Crespo advierte de "casos concretos en los que las empresas se autocertifican con tecnologías que deberían superar procedimientos de evaluación de la conformidad para obtener el marcado CE". "Es una tecnología que va dirigida a unos pacientes muy sensibles y que requiere de máximas garantías de seguridad", añade sobre el caso concreto de los exoesqueletos.

El foco del sector no es señalar fallos concretos de las autoridades, sino subrayar la importancia de dotar al sistema de los recursos necesarios para garantizar que la normativa se cumple y que el mercado está adecuadamente vigilado. La regulación existe; el reto es asegurar su aplicación en un entorno globalizado y digitalizado.


La IA: alto riesgo, altas exigencias


Este debate cobra una dimensión mayor con el auge de la IA en sanidad, porque cada vez más tecnologías sanitarias, desde algoritmos de apoyo al diagnóstico hasta softwares que orientan decisiones terapéuticas, la incorporan en la práctica clínica.

En el marco regulatorio europeo, muchas de estas aplicaciones están consideradas de alto riesgo por la normativa y las agencias reguladoras. Esto no es casualidad, ya que pueden influir de forma directa en el diagnóstico, el tratamiento o la priorización de pacientes. Un error puede tener consecuencias significativas.


El sector tiene muy claro que la velocidad de la innovación no puede convertirse en excusa para relajar los estándares



Por ello, Fenin defiende que cualquier solución basada en IA que tenga finalidad sanitaria debe contar con el correspondiente marcado CE de producto sanitario. "La implementación de la IA debe hacerse de manera segura, estratégica y ética. Si ayuda al diagnóstico o al tratamiento debe contar con el marcado CE como garantía de que ha superado los procedimientos que marca la normativa sanitaria y, en consecuencia, que es segura y eficaz", sostiene Crespo.

El sector tiene muy claro que la velocidad de la innovación no puede convertirse en excusa para relajar los estándares. Al contrario, cuanto más sofisticada y disruptiva es una tecnología, mayor debe ser el rigor en su evaluación.


Seguridad y competencia en el mismo plano


Y es que se trata de proteger a los pacientes y de preservar la confianza en el sistema sanitario. Cuando un ciudadano utiliza un dispositivo médico, asume que ha sido evaluado conforme a criterios científicos y regulatorios exigentes. Si esa premisa se debilita, se resiente todo el ecosistema.

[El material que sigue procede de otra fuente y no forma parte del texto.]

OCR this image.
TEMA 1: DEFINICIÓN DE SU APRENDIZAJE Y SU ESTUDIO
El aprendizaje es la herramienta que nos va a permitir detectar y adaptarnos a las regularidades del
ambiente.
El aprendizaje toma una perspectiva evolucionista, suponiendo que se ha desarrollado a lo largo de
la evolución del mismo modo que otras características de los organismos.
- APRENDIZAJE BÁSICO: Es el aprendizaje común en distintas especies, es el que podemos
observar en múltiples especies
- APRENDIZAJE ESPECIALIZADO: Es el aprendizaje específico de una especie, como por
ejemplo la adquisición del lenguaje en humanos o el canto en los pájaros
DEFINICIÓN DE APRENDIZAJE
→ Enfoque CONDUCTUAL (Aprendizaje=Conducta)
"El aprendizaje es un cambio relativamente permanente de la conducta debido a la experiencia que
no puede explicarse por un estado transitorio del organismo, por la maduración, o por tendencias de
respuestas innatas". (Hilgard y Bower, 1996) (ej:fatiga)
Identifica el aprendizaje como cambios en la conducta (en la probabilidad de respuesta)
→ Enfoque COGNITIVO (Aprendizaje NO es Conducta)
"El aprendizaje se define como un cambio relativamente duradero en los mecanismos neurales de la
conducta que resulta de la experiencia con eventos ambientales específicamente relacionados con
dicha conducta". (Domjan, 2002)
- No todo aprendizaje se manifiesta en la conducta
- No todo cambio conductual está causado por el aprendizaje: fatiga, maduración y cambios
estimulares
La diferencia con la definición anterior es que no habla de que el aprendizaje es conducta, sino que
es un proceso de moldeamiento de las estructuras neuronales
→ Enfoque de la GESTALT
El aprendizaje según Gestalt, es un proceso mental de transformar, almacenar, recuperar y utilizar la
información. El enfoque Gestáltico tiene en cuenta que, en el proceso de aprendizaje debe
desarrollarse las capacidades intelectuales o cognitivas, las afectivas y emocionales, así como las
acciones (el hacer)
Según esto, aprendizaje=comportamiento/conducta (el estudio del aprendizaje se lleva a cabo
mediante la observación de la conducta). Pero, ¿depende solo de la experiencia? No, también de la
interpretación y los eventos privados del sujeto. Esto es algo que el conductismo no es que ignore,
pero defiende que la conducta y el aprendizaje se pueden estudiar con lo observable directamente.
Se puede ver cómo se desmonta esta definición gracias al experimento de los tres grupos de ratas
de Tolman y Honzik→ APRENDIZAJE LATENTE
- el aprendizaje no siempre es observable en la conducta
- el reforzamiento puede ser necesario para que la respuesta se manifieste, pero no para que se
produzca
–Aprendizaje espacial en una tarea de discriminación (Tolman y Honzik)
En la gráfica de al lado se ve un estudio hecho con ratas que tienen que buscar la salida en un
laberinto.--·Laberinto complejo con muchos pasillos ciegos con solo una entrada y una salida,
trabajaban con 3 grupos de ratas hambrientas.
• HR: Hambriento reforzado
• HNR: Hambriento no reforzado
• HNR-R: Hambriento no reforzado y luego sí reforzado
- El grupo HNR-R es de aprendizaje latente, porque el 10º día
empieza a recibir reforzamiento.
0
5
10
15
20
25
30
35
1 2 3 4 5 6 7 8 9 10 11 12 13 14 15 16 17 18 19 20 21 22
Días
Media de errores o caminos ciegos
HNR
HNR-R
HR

Al mismo tiempo, el sector advierte de que la competencia desleal desincentiva la inversión. Las empresas que apuestan por cumplir escrupulosamente con la normativa asumen costes y plazos que forman parte del compromiso con la calidad y la seguridad. Añade que permitir que otros actores eludan esas obligaciones genera una asimetría difícil de sostener.

España y Europa cuentan con uno de los marcos regulatorios más avanzados del mundo en materia de productos sanitarios. El reto actual no es tanto crear nuevas normas como asegurar que se cumplen, reforzar la vigilancia del mercado y concienciar a profesionales y ciudadanos sobre la importancia de verificar que las tecnologías cuentan con el marcado CE adecuado.

Misma regla para todos, mismo nivel de control para el mismo nivel de riesgo. Solo así el marcado CE mantendrá su carácter garantista y el paciente podrá confiar en que la tecnología que utiliza ha sido evaluada con el rigor que exige su salud.